Dec 19, 2007

Two pictures, thousands of words*, **, ***, ****

Documentary filmmaker Errol Morris makes fascinating use of the Internet in a project over at the New York Times, asking readers to help cut through the psychological suppositions to get at an unanswerable answer.

The question has to do with cannon balls on a road (and not on a road) in two famous photographs from the Crimean War. Is one of the photographs staged? If so, which one?

I've only read the first of three stories so far. Asterisks to come.

*In reading through the first hundred or so comments on Morris' first story, a pattern emerges: Most of the readers think a simple examination of data within the frames will provide an easy answer. They discount motivations and psychological factors that could easily change the interpretation of their facts. Then there are a few comments scattered among the others from readers who wonder why the question needs to be answered at all.

**Oh, I forgot to mention the more studious readers who keep asking for better quality photographs to examine. As if higher resolution will bring a resolution.

***As the day moves on, later commentators (those who sleep in are less empirically minded?) start to look at motivations and come back to theory. The odd grouping of the cannon balls on the road, the fact that they could have been brought in from somewhere else, that light and shadow in 150-year-old photographs isn't a reliable measure, that other "facts" are based on assumptions... Again, fascinating stuff.

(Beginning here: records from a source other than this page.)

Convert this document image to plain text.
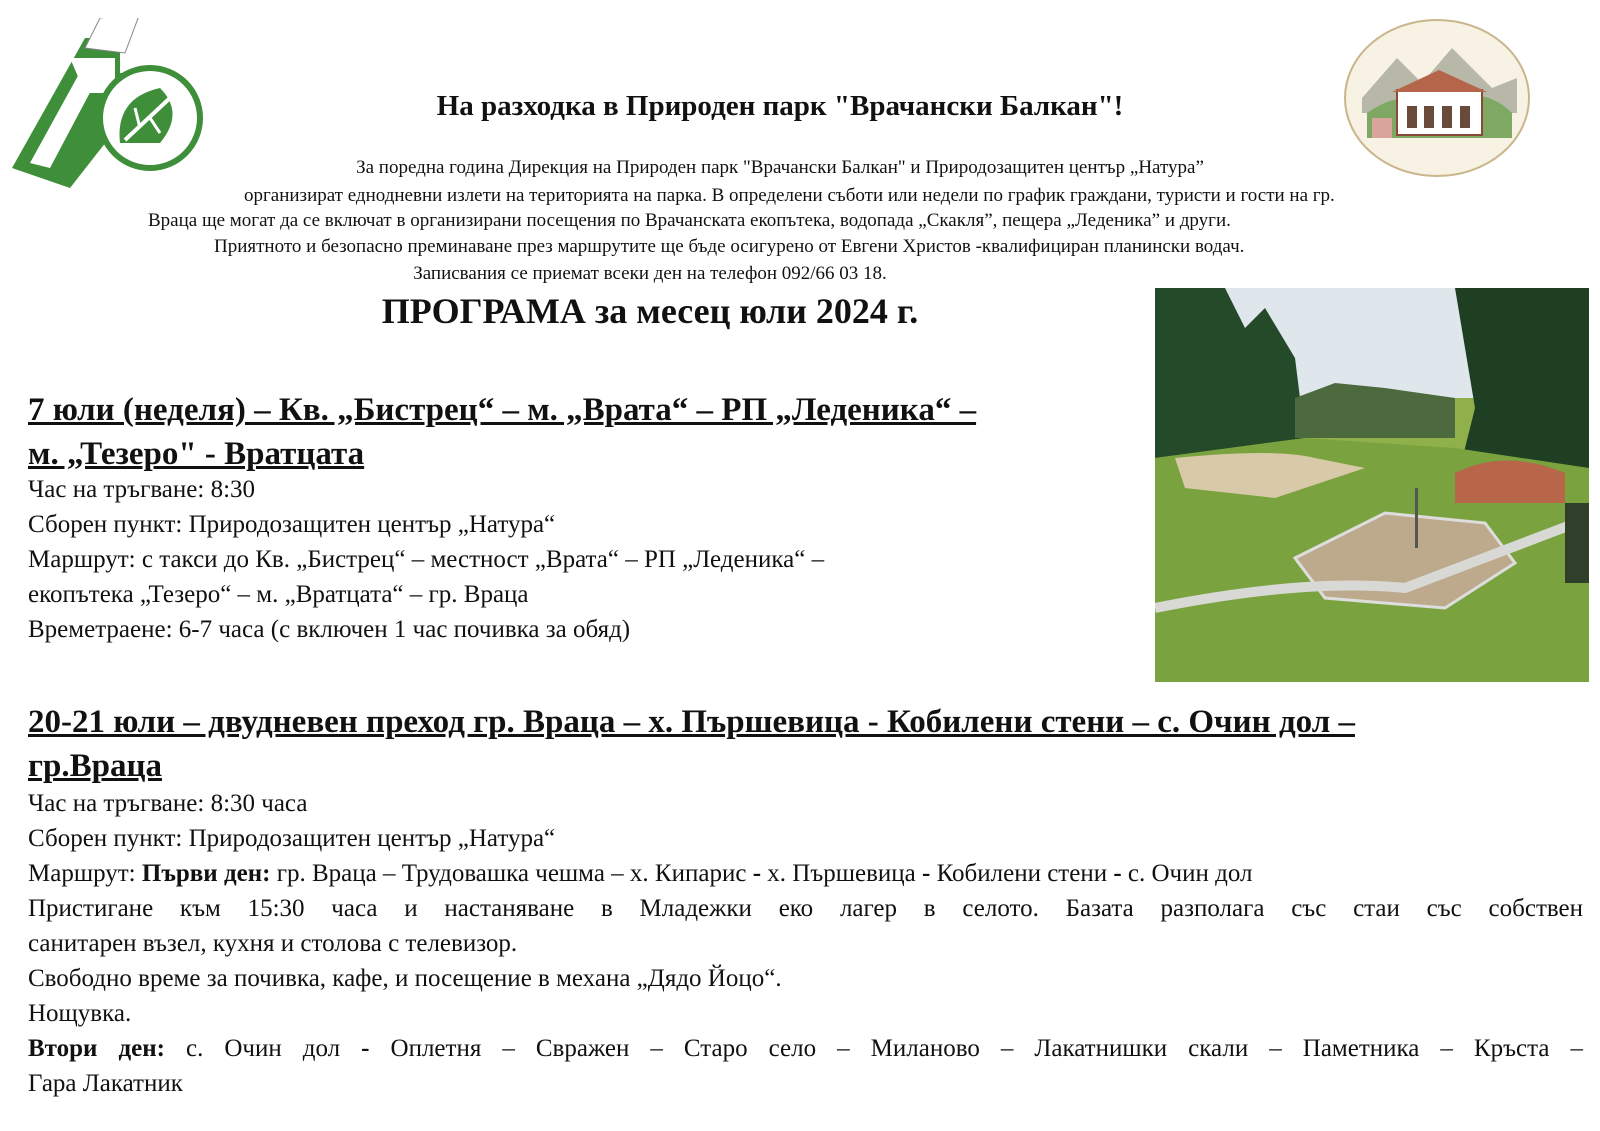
На разходка в Природен парк "Врачански Балкан"!
За поредна година Дирекция на Природен парк "Врачански Балкан" и Природозащитен център „Натура”
организират еднодневни излети на територията на парка. В определени съботи или недели по график граждани, туристи и гости на гр.
Враца ще могат да се включат в организирани посещения по Врачанската екопътека, водопада „Скакля”, пещера „Леденика” и други.
Приятното и безопасно преминаване през маршрутите ще бъде осигурено от Евгени Христов -квалифициран планински водач.
Записвания се приемат всеки ден на телефон 092/66 03 18.
ПРОГРАМА за месец юли 2024 г.
7 юли (неделя) – Кв. „Бистрец“ – м. „Врата“ – РП „Леденика“ –
м. „Тезеро" - Вратцата
Час на тръгване: 8:30
Сборен пункт: Природозащитен център „Натура“
Маршрут: с такси до Кв. „Бистрец“ – местност „Врата“ – РП „Леденика“ –
екопътека „Тезеро“ – м. „Вратцата“ – гр. Враца
Времетраене: 6-7 часа (с включен 1 час почивка за обяд)
20-21 юли – двудневен преход гр. Враца – х. Пършевица - Кобилени стени – с. Очин дол –
гр.Враца
Час на тръгване: 8:30 часа
Сборен пункт: Природозащитен център „Натура“
Маршрут: Първи ден: гр. Враца – Трудовашка чешма – х. Кипарис - х. Пършевица - Кобилени стени - с. Очин дол
Пристигане към 15:30 часа и настаняване в Младежки еко лагер в селото. Базата разполага със стаи със собствен
санитарен възел, кухня и столова с телевизор.
Свободно време за почивка, кафе, и посещение в механа „Дядо Йоцо“.
Нощувка.
Втори ден: с. Очин дол - Оплетня – Свражен – Старо село – Миланово – Лакатнишки скали – Паметника – Кръста –
Гара Лакатник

****My own questions: Why take a second photograph if he was not looking for improvement? Why not mention in your letter (you have to read the article) what happened during the gap between the two photographs, especially if it was something significant like A. a new volley of cannon balls or B. soldiers out harvesting in a dangerous place? Which is the better picture/the one he favored? Couldn't he have carried additional balls out to the field in his photographer's van? (I guess he staged the cannon ball shot in the road) OK, enough asterisks. I'll create a new post for the second article.